Carlotta, the third named storm of the Pacific hurricane season, had maximum winds of nearly 85 mph (137 kmh) with higher gusts. It was about 90 miles (145 km) south-southeast of Puerto Angel and about 285 miles (460 km) southeast of the tourist city of Acapulco at 2 p.m. EDT (1800 GMT).
The center said it expected "rapid strengthening" in the Category 1 storm later in the day and that it could become a Category 2 as it neared the coast. It was expected to make landfall later in the day or early Saturday.

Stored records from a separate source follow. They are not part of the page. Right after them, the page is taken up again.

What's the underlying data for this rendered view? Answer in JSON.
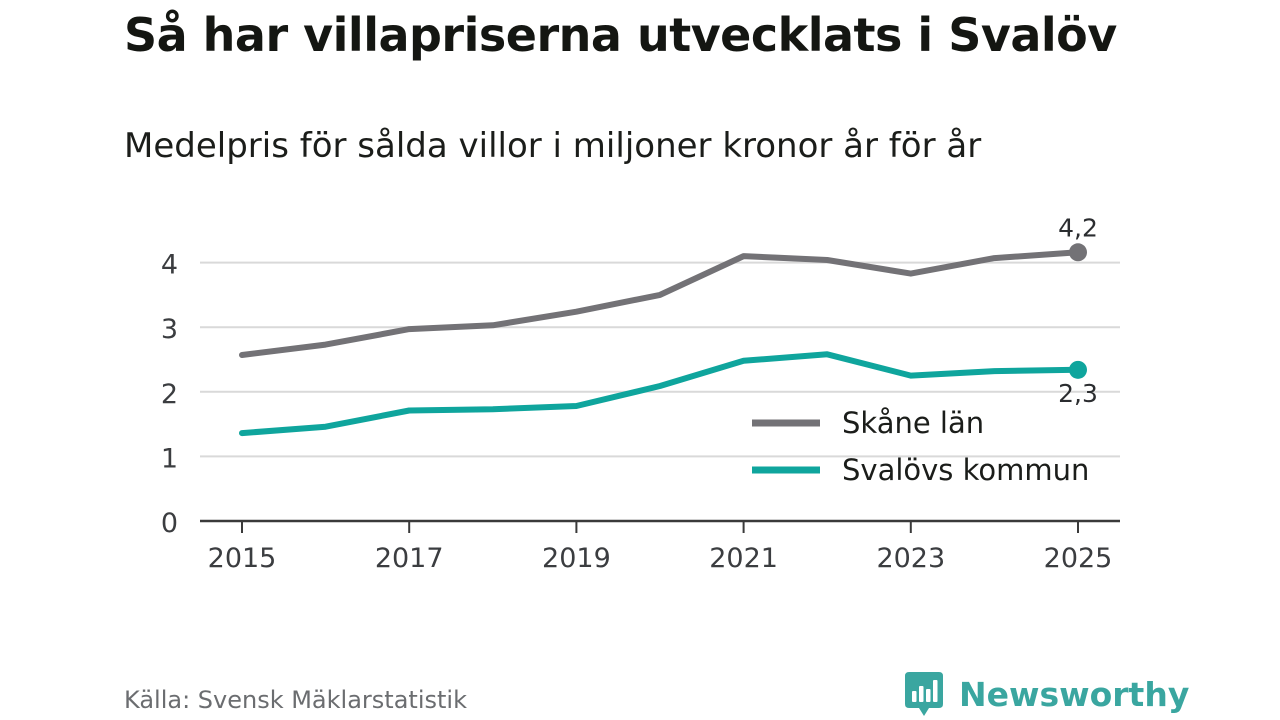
{
  "header": {
    "title": "Så har villapriserna utvecklats i Svalöv",
    "subtitle": "Medelpris för sålda villor i miljoner kronor år för år"
  },
  "footer": {
    "source": "Källa: Svensk Mäklarstatistik",
    "brand": "Newsworthy"
  },
  "colors": {
    "skane": "#737276",
    "svalov": "#0fa59d",
    "grid": "#d9d9d9",
    "axis": "#3a3a3a",
    "brand": "#3aa6a0"
  },
  "chart_data": {
    "type": "line",
    "title": "Så har villapriserna utvecklats i Svalöv",
    "subtitle": "Medelpris för sålda villor i miljoner kronor år för år",
    "xlabel": "",
    "ylabel": "",
    "x": [
      2015,
      2016,
      2017,
      2018,
      2019,
      2020,
      2021,
      2022,
      2023,
      2024,
      2025
    ],
    "xticks": [
      "2015",
      "2017",
      "2019",
      "2021",
      "2023",
      "2025"
    ],
    "yticks": [
      "0",
      "1",
      "2",
      "3",
      "4"
    ],
    "ylim": [
      0,
      4.5
    ],
    "xlim": [
      2015,
      2025
    ],
    "grid": true,
    "legend_position": "bottom-right",
    "series": [
      {
        "name": "Skåne län",
        "values": [
          2.57,
          2.73,
          2.97,
          3.03,
          3.24,
          3.5,
          4.1,
          4.04,
          3.83,
          4.07,
          4.16
        ],
        "end_label": "4,2"
      },
      {
        "name": "Svalövs kommun",
        "values": [
          1.36,
          1.46,
          1.71,
          1.73,
          1.78,
          2.09,
          2.48,
          2.58,
          2.25,
          2.32,
          2.34
        ],
        "end_label": "2,3"
      }
    ]
  }
}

The Mexican government issued a hurricane warning from Punta Maldonado to the tourist resort of Acapulco. Guerrero state officials said they had an emergency plan in place, including two temporary shelters. In Acapulco, it was sunny and cloudless Friday afternoon with some winds.

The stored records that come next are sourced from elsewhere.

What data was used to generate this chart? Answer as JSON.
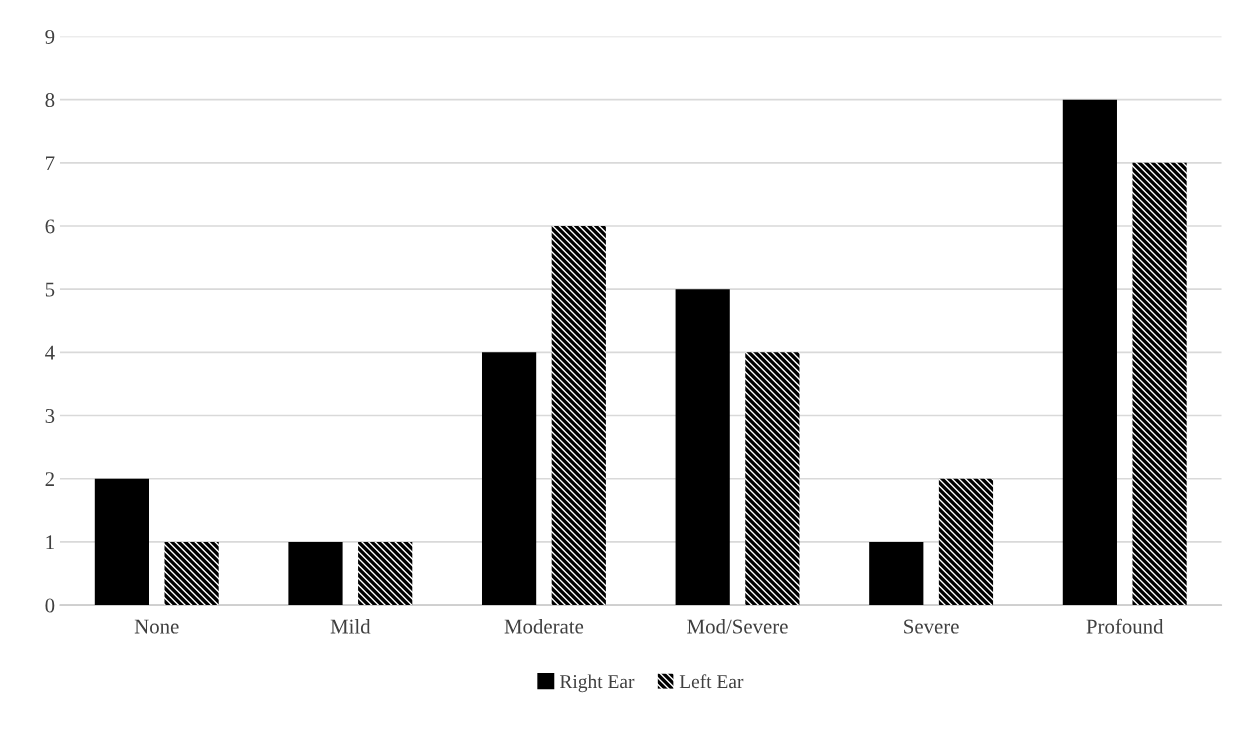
{
  "chart_data": {
    "type": "bar",
    "categories": [
      "None",
      "Mild",
      "Moderate",
      "Mod/Severe",
      "Severe",
      "Profound"
    ],
    "series": [
      {
        "name": "Right Ear",
        "color": "#000000",
        "values": [
          2,
          1,
          4,
          5,
          1,
          8
        ]
      },
      {
        "name": "Left Ear",
        "color": "#000000",
        "values": [
          1,
          1,
          6,
          4,
          2,
          7
        ]
      }
    ],
    "ylim": [
      0,
      9
    ],
    "yticks": [
      0,
      1,
      2,
      3,
      4,
      5,
      6,
      7,
      8,
      9
    ],
    "grid": "y",
    "legend": "bottom"
  }
}
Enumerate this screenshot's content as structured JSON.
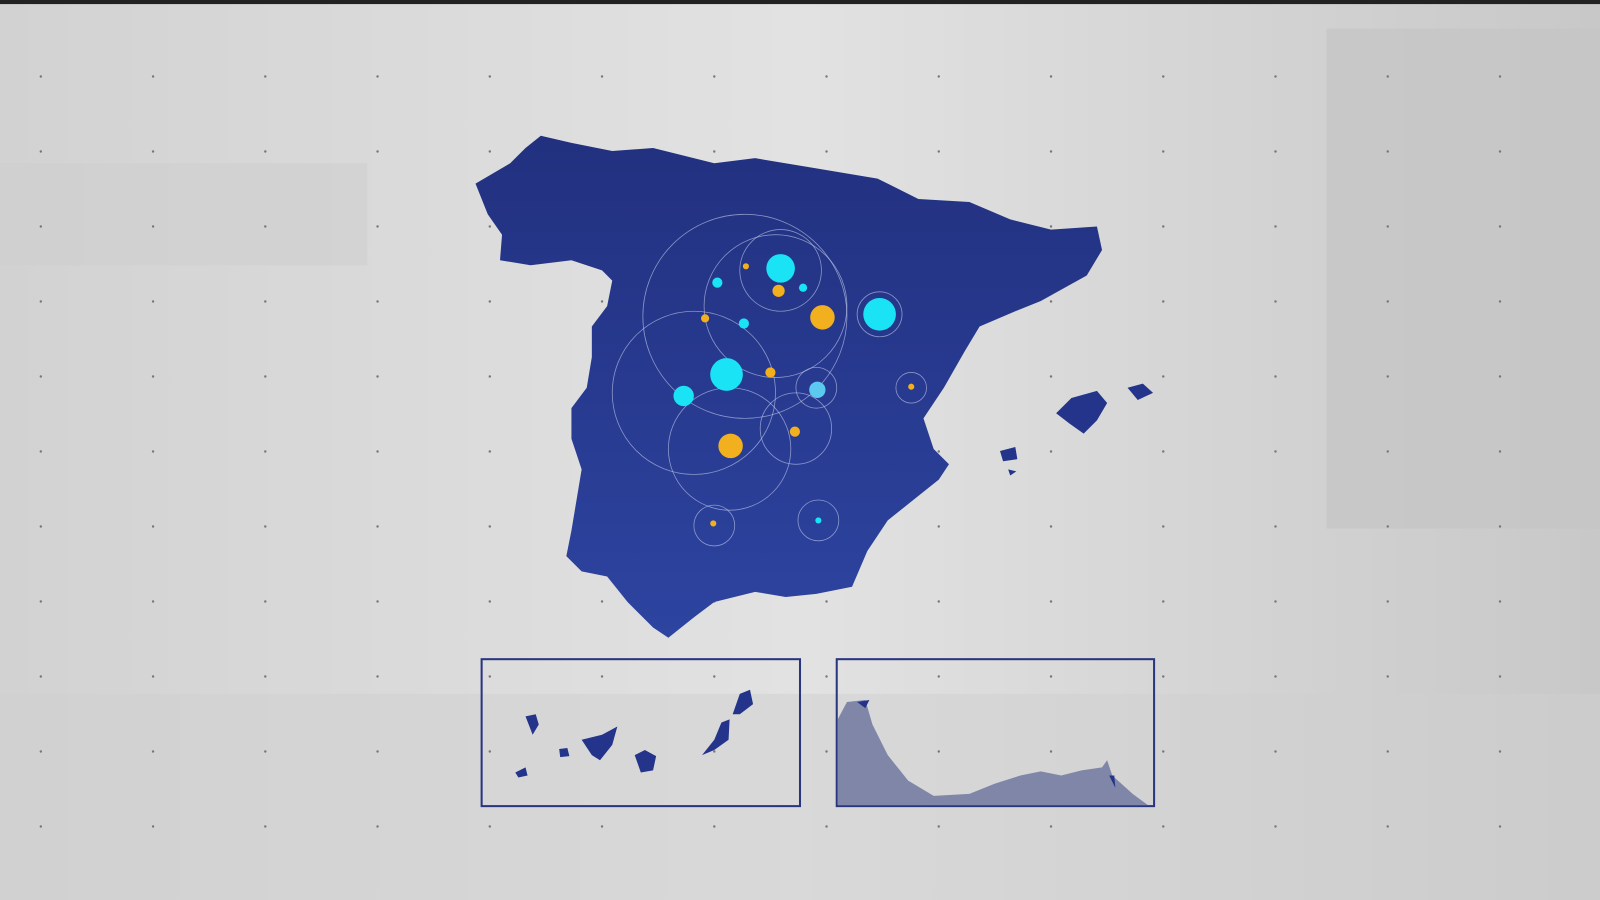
{
  "colors": {
    "background": "#dcdcdc",
    "map_fill": "#24348a",
    "map_fill_light": "#2e46a3",
    "inset_border": "#2a3580",
    "marker_cyan": "#19e3f5",
    "marker_yellow": "#f2b01e",
    "marker_lightblue": "#5cc8f0",
    "ring": "#c9d2f0",
    "ceuta_fill": "#7f86a8"
  },
  "icons": {
    "main_map": "spain-mainland-map",
    "balearic": "balearic-islands-map",
    "canary_inset": "canary-islands-inset",
    "ceuta_inset": "ceuta-melilla-inset"
  }
}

State oil company Pemex took preventative measures but by late Friday morning, the eye of storm had passed north of its biggest refinery, the 330,000 barrel-per-day Salinas Cruz. It said the installation was operating normally.
The hurricane's path also is far from the Baja California resort of Los Cabos, where the Group of 20 leaders of top economies are convening on Monday and Tuesday. Authorities said they did not expect Carlotta to make much of an impact and that the airport remained open.
It was sunny and cloudless on the highway into Acapulco, and there was some wind, Reuters witnesses said.
Oaxaca state weather officials reported moderate to heavy rainfall in southern Mexico. State officials said they hadn't yet ordered residents to evacuate or to suspend schools.
It said it expected a dangerous storm surge and significant coastal flooding in the area.
Officials said the hurricane could dissipate if it moved over the mountains of southern Mexico. They predicted a prolonged period of heavy rain in the area.
In 2002, Hurricane Kenna hit south of Los Cabos while the city was hosting an international meeting of the 21-member Asia Pacific Economic Cooperation group. Strong winds from Kenna knocked over the main tent at the event where world leaders were set to attend a gala dinner. No one was injured.
Kenna hit land 300 miles (482 km) south of Los Cabos in 2002. Carlotta is expected to strike the coast more than twice as far away.